Laporan tersebut menyeret mantan Pejabat (Pj) Penghulu Pulau Jemur berinisial AM yang diduga kuat menyelewengkan dana desa. Meski telah dilaporkan lebih dari satu bulan beserta berkas bukti pendukung, belum ada titik terang status hukum perkara tersebut.
Berdasarkan dokumen yang diserahkan pelapor, terdapat tiga pos anggaran yang diduga ditilep terlapor untuk kepentingan pribadi:
Dana BUMDes (Rp48 Juta): Anggaran penyertaan modal untuk BUMDes Kepenghuluan Pulau Jemur yang dikelola tanpa transparansi.
Anggaran Pilpeng 2026 (Rp60 Juta): Dana Pemilihan Penghulu yang diduga di-mark-up.
Proyek Semenisasi Tahap I (Rp40 Juta): Anggaran pembangunan jalan desa yang terindikasi fiktif.

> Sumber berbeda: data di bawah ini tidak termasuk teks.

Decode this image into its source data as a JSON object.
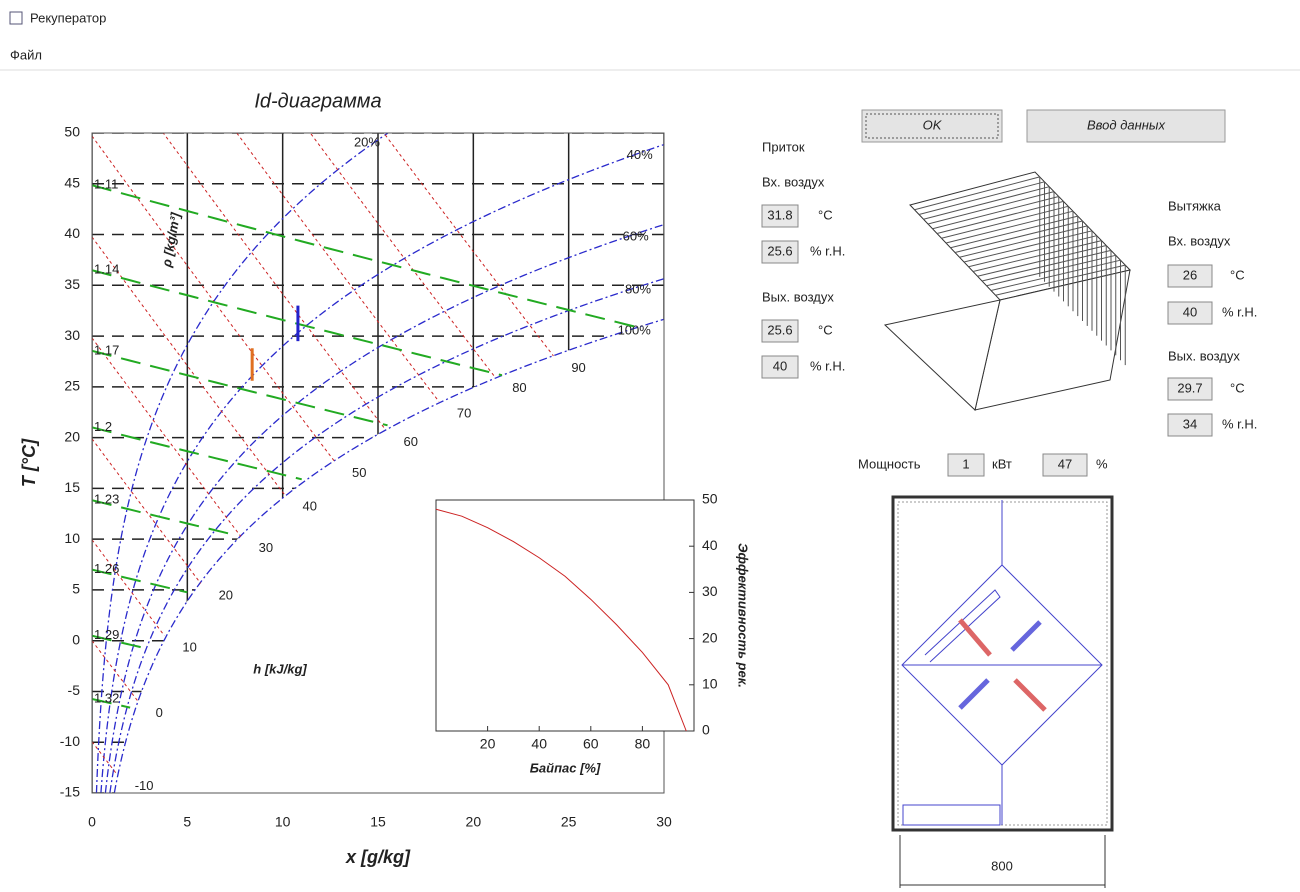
{
  "window": {
    "title": "Рекуператор",
    "menu": [
      "Файл"
    ]
  },
  "buttons": {
    "ok": "OK",
    "input": "Ввод данных"
  },
  "supply": {
    "title": "Приток",
    "inlet": {
      "label": "Вх. воздух",
      "temperature": 31.8,
      "temperature_unit": "°C",
      "humidity": 25.6,
      "humidity_unit": "% r.H."
    },
    "outlet": {
      "label": "Вых. воздух",
      "temperature": 25.6,
      "temperature_unit": "°C",
      "humidity": 40,
      "humidity_unit": "% r.H."
    }
  },
  "exhaust": {
    "title": "Вытяжка",
    "inlet": {
      "label": "Вх. воздух",
      "temperature": 26,
      "temperature_unit": "°C",
      "humidity": 40,
      "humidity_unit": "% r.H."
    },
    "outlet": {
      "label": "Вых. воздух",
      "temperature": 29.7,
      "temperature_unit": "°C",
      "humidity": 34,
      "humidity_unit": "% r.H."
    }
  },
  "power": {
    "label": "Мощность",
    "value": 1,
    "unit": "кВт",
    "efficiency": 47,
    "efficiency_unit": "%"
  },
  "dimension": 800,
  "chart_data": [
    {
      "type": "psychrometric",
      "title": "Id-диаграмма",
      "x_label": "x [g/kg]",
      "y_label": "T [°C]",
      "xlim": [
        0,
        30
      ],
      "ylim": [
        -15,
        50
      ],
      "xticks": [
        0,
        5,
        10,
        15,
        20,
        25,
        30
      ],
      "yticks": [
        -15,
        -10,
        -5,
        0,
        5,
        10,
        15,
        20,
        25,
        30,
        35,
        40,
        45,
        50
      ],
      "grid": true,
      "rh_lines": [
        {
          "value": 20,
          "label": "20%"
        },
        {
          "value": 40,
          "label": "40%"
        },
        {
          "value": 60,
          "label": "60%"
        },
        {
          "value": 80,
          "label": "80%"
        },
        {
          "value": 100,
          "label": "100%"
        }
      ],
      "rh_color": "#2a2acc",
      "enthalpy_lines": [
        -10,
        0,
        10,
        20,
        30,
        40,
        50,
        60,
        70,
        80,
        90
      ],
      "enthalpy_color": "#cc2222",
      "enthalpy_label": "h [kJ/kg]",
      "density_lines": [
        1.11,
        1.14,
        1.17,
        1.2,
        1.23,
        1.26,
        1.29,
        1.32
      ],
      "density_color": "#22aa22",
      "density_label": "ρ [kg/m³]",
      "process": [
        {
          "color": "#e07020",
          "x": [
            8.4,
            8.4
          ],
          "y": [
            28.8,
            25.6
          ]
        },
        {
          "color": "#2222cc",
          "x": [
            10.8,
            10.8
          ],
          "y": [
            29.5,
            33
          ]
        }
      ]
    },
    {
      "type": "line",
      "x_label": "Байпас [%]",
      "y_label": "Эффективность рек.",
      "xlim": [
        0,
        100
      ],
      "ylim": [
        0,
        50
      ],
      "xticks": [
        20,
        40,
        60,
        80
      ],
      "yticks": [
        0,
        10,
        20,
        30,
        40,
        50
      ],
      "x": [
        0,
        10,
        20,
        30,
        40,
        50,
        60,
        70,
        80,
        90,
        97
      ],
      "values": [
        48,
        46.5,
        44,
        41,
        37.5,
        33.5,
        28.5,
        23,
        17,
        10,
        0
      ],
      "color": "#cc2222"
    }
  ]
}
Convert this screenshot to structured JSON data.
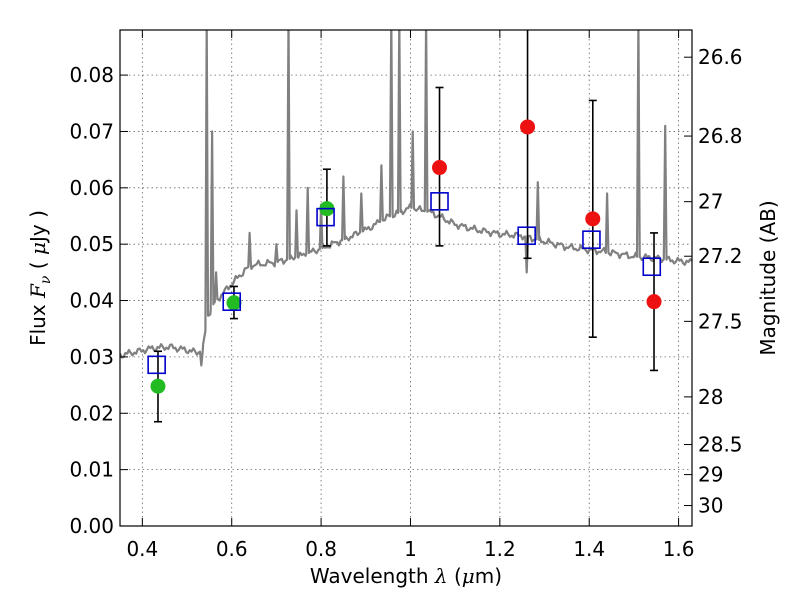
{
  "chart_data": {
    "type": "scatter",
    "xlabel": "Wavelength",
    "xlabel_symbol": "λ",
    "xlabel_unit_open": "(",
    "xlabel_unit_mu": "μ",
    "xlabel_unit_rest": "m)",
    "ylabel": "Flux",
    "ylabel_symbol": "F",
    "ylabel_sub": "ν",
    "ylabel_unit_open": "(",
    "ylabel_unit_mu": "μ",
    "ylabel_unit_rest": "Jy )",
    "y2label": "Magnitude (AB)",
    "xlim": [
      0.35,
      1.63
    ],
    "ylim": [
      0.0,
      0.088
    ],
    "grid": true,
    "x_ticks": [
      {
        "v": 0.4,
        "label": "0.4"
      },
      {
        "v": 0.6,
        "label": "0.6"
      },
      {
        "v": 0.8,
        "label": "0.8"
      },
      {
        "v": 1.0,
        "label": "1"
      },
      {
        "v": 1.2,
        "label": "1.2"
      },
      {
        "v": 1.4,
        "label": "1.4"
      },
      {
        "v": 1.6,
        "label": "1.6"
      }
    ],
    "y_ticks": [
      {
        "v": 0.0,
        "label": "0.00"
      },
      {
        "v": 0.01,
        "label": "0.01"
      },
      {
        "v": 0.02,
        "label": "0.02"
      },
      {
        "v": 0.03,
        "label": "0.03"
      },
      {
        "v": 0.04,
        "label": "0.04"
      },
      {
        "v": 0.05,
        "label": "0.05"
      },
      {
        "v": 0.06,
        "label": "0.06"
      },
      {
        "v": 0.07,
        "label": "0.07"
      },
      {
        "v": 0.08,
        "label": "0.08"
      }
    ],
    "mag_ticks": [
      {
        "mag": 26.6,
        "label": "26.6"
      },
      {
        "mag": 26.8,
        "label": "26.8"
      },
      {
        "mag": 27.0,
        "label": "27"
      },
      {
        "mag": 27.2,
        "label": "27.2"
      },
      {
        "mag": 27.5,
        "label": "27.5"
      },
      {
        "mag": 28.0,
        "label": "28"
      },
      {
        "mag": 28.5,
        "label": "28.5"
      },
      {
        "mag": 29.0,
        "label": "29"
      },
      {
        "mag": 30.0,
        "label": "30"
      }
    ],
    "colors": {
      "spectrum": "#808080",
      "green": "#22bb22",
      "red": "#ee1111",
      "model": "#0000cc",
      "errorbar": "#000000",
      "grid": "#666666"
    },
    "spectrum": {
      "continuum": [
        [
          0.35,
          0.0303
        ],
        [
          0.38,
          0.0308
        ],
        [
          0.42,
          0.0315
        ],
        [
          0.46,
          0.0318
        ],
        [
          0.5,
          0.0312
        ],
        [
          0.52,
          0.0308
        ],
        [
          0.535,
          0.031
        ],
        [
          0.545,
          0.037
        ],
        [
          0.56,
          0.0395
        ],
        [
          0.6,
          0.043
        ],
        [
          0.64,
          0.0462
        ],
        [
          0.7,
          0.0468
        ],
        [
          0.75,
          0.0478
        ],
        [
          0.8,
          0.0492
        ],
        [
          0.85,
          0.0508
        ],
        [
          0.9,
          0.0525
        ],
        [
          0.95,
          0.0548
        ],
        [
          1.0,
          0.0565
        ],
        [
          1.05,
          0.0555
        ],
        [
          1.1,
          0.0535
        ],
        [
          1.15,
          0.0525
        ],
        [
          1.2,
          0.0518
        ],
        [
          1.25,
          0.0515
        ],
        [
          1.3,
          0.0505
        ],
        [
          1.35,
          0.0495
        ],
        [
          1.4,
          0.049
        ],
        [
          1.45,
          0.0485
        ],
        [
          1.5,
          0.0478
        ],
        [
          1.55,
          0.0475
        ],
        [
          1.6,
          0.047
        ],
        [
          1.63,
          0.0468
        ]
      ],
      "lines": [
        {
          "x": 0.532,
          "peak": 0.0285
        },
        {
          "x": 0.544,
          "peak": 0.09
        },
        {
          "x": 0.556,
          "peak": 0.07
        },
        {
          "x": 0.565,
          "peak": 0.045
        },
        {
          "x": 0.64,
          "peak": 0.052
        },
        {
          "x": 0.7,
          "peak": 0.05
        },
        {
          "x": 0.727,
          "peak": 0.09
        },
        {
          "x": 0.745,
          "peak": 0.056
        },
        {
          "x": 0.77,
          "peak": 0.06
        },
        {
          "x": 0.8,
          "peak": 0.057
        },
        {
          "x": 0.85,
          "peak": 0.062
        },
        {
          "x": 0.89,
          "peak": 0.059
        },
        {
          "x": 0.935,
          "peak": 0.064
        },
        {
          "x": 0.957,
          "peak": 0.09
        },
        {
          "x": 0.975,
          "peak": 0.09
        },
        {
          "x": 1.005,
          "peak": 0.07
        },
        {
          "x": 1.035,
          "peak": 0.09
        },
        {
          "x": 1.26,
          "peak": 0.045
        },
        {
          "x": 1.285,
          "peak": 0.061
        },
        {
          "x": 1.44,
          "peak": 0.059
        },
        {
          "x": 1.51,
          "peak": 0.09
        },
        {
          "x": 1.57,
          "peak": 0.071
        }
      ]
    },
    "series": [
      {
        "marker": "filled-circle",
        "color": "green",
        "points": [
          {
            "x": 0.435,
            "y": 0.0248,
            "yerr_low": 0.0185,
            "yerr_high": 0.031
          },
          {
            "x": 0.605,
            "y": 0.0396,
            "yerr_low": 0.0368,
            "yerr_high": 0.0425
          },
          {
            "x": 0.813,
            "y": 0.0563,
            "yerr_low": 0.0497,
            "yerr_high": 0.0633
          }
        ]
      },
      {
        "marker": "filled-circle",
        "color": "red",
        "points": [
          {
            "x": 1.065,
            "y": 0.0636,
            "yerr_low": 0.0497,
            "yerr_high": 0.0778
          },
          {
            "x": 1.262,
            "y": 0.0708,
            "yerr_low": 0.0475,
            "yerr_high": 0.09
          },
          {
            "x": 1.408,
            "y": 0.0545,
            "yerr_low": 0.0335,
            "yerr_high": 0.0755
          },
          {
            "x": 1.545,
            "y": 0.0398,
            "yerr_low": 0.0276,
            "yerr_high": 0.052
          }
        ]
      },
      {
        "marker": "open-square",
        "color": "model",
        "points": [
          {
            "x": 0.432,
            "y": 0.0286
          },
          {
            "x": 0.6,
            "y": 0.0398
          },
          {
            "x": 0.81,
            "y": 0.0548
          },
          {
            "x": 1.065,
            "y": 0.0576
          },
          {
            "x": 1.26,
            "y": 0.0515
          },
          {
            "x": 1.405,
            "y": 0.0508
          },
          {
            "x": 1.54,
            "y": 0.046
          }
        ]
      }
    ]
  }
}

M menilai kelambanan penyidik dapat mencederai kepercayaan publik terhadap institusi penegak hukum di Kabupaten Rokan Hilir. Ia pun mendesak Kejari Rohil bergerak cepat memeriksa terlapor.
”Kami meminta Kejari Rohil segera mengusut dan memeriksa mantan Penghulu Pulau Jemur berinisial AM. Hukum harus ditegakkan seadil-adilnya demi penegakan hukum yang bersih,” tegas M, Minggu (2/8/2026).
Masyarakat Kepenghuluan Pulau Jemur kini menanti langkah tegas dan transparan dari Kejari Rohil untuk mengusut tuntas dugaan penyalahgunaan dana desa tersebut demi memulihkan kerugian negara dan memberikan efek jera.